The Pentagon possesses secure videoconferencing systems designed for sensitive discussions, raising further questions about why hundreds of officers must converge on Quantico. “You don’t call GOFOs leading their people and the global force into an auditorium outside D.C. and not tell them why/what the topic or agenda is,” one person said, using shorthand for general or flag officer. A U.S. official put it more bluntly: “Are we taking every general and flag officer out of the Pacific right now? All of it is weird.”
The summons arrives as Hegseth has pursued sweeping changes at the Pentagon, including a May directive to slash about 100 generals and admirals — at least 20 percent of four-stars and a corresponding reduction in the Guard — along with a broader 10 percent cut across the force. He has also ordered the Defense Department rebranded as the Department of War.
According to Hegseth, there are currently 44 four-star and flag officers across the military, making for a ratio of one general to 1,400 troops, compared to the ratio during World War II of one general to 6,000 troops.

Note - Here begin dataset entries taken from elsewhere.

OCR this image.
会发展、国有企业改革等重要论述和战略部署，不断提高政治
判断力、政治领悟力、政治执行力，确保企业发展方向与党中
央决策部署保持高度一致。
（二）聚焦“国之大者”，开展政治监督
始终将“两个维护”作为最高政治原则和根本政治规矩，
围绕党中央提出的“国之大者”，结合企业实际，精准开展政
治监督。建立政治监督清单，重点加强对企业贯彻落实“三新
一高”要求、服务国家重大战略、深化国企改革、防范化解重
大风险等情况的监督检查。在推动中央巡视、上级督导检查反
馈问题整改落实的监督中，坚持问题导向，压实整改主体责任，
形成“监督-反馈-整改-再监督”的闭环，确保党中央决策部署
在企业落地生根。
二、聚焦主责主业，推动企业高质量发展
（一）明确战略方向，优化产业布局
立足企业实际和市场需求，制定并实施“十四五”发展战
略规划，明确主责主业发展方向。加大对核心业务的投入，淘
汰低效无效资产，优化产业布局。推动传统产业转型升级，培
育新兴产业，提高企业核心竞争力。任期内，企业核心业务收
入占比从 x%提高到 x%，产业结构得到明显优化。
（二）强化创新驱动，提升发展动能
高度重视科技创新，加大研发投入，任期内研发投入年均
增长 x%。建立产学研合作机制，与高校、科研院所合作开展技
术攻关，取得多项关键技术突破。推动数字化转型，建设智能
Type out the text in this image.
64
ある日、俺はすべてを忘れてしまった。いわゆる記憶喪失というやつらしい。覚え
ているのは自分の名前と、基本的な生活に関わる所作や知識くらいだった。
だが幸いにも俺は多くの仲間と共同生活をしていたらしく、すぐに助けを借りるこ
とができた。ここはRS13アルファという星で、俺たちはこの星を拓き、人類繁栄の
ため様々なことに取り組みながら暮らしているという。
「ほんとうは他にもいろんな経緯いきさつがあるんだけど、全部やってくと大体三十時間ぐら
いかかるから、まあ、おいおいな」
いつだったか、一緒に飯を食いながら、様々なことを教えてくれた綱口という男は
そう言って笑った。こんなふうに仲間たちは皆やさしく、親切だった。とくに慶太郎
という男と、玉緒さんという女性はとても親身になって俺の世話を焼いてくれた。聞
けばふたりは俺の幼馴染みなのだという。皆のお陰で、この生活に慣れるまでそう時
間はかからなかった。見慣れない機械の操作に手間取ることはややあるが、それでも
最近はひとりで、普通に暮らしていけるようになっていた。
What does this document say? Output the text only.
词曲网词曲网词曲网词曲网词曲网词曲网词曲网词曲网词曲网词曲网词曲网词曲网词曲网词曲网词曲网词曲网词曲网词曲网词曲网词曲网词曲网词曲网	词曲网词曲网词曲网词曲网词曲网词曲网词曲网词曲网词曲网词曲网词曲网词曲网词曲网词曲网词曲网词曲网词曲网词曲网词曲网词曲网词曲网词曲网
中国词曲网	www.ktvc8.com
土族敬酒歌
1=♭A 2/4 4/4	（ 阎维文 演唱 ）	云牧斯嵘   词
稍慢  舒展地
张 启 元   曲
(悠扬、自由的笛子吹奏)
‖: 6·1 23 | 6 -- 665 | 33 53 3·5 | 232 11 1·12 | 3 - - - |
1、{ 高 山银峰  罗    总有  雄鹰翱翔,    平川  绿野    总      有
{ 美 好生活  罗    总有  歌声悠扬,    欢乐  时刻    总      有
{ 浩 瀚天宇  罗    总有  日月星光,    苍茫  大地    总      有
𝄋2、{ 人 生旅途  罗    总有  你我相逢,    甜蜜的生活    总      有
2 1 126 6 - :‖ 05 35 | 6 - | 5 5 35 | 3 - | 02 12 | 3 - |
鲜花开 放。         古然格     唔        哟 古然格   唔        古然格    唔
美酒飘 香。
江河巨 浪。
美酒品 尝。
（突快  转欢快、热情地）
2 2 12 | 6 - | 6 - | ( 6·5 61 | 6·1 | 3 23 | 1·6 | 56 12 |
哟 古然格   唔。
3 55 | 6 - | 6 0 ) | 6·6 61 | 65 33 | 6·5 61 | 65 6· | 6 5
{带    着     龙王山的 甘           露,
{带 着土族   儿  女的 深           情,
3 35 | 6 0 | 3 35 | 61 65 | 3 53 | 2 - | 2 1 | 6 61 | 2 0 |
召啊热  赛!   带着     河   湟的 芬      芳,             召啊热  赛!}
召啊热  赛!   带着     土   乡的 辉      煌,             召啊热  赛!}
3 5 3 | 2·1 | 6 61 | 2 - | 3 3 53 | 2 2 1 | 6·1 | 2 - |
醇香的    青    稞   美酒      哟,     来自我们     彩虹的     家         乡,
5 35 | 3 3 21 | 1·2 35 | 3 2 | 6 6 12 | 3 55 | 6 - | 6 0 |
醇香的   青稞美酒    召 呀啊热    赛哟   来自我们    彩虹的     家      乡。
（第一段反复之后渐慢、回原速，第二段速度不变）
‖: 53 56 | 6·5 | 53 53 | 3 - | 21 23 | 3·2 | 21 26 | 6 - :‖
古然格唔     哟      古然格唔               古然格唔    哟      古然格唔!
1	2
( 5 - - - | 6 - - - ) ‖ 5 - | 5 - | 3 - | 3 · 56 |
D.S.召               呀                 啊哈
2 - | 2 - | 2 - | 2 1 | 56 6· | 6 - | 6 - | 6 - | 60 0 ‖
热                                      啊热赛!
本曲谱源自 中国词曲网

Last month, Hegseth dismissed Lt. Gen. Jeffrey Kruse, director of the Defense Intelligence Agency; Vice Adm. Nancy Lacore, chief of the Navy Reserve; and Rear Adm. Milton Sands, who oversaw Naval Special Warfare Command. No reason was provided. Those firings followed the ousters of Joint Chiefs Chairman Gen. Charles Q. Brown Jr., Adm. Lisa Franchetti, Adm. Linda Fagan, and Air Force Vice Chief Gen. James Slife, among others — a purge that has included a disproportionate number of women.
Some officials speculated that Hegseth’s meeting may preview the administration’s forthcoming national defense strategy, which is expected to shift focus from countering China to prioritizing homeland defense. But the lack of clarity, coupled with the scale of the summons, has left many in uniform unsettled.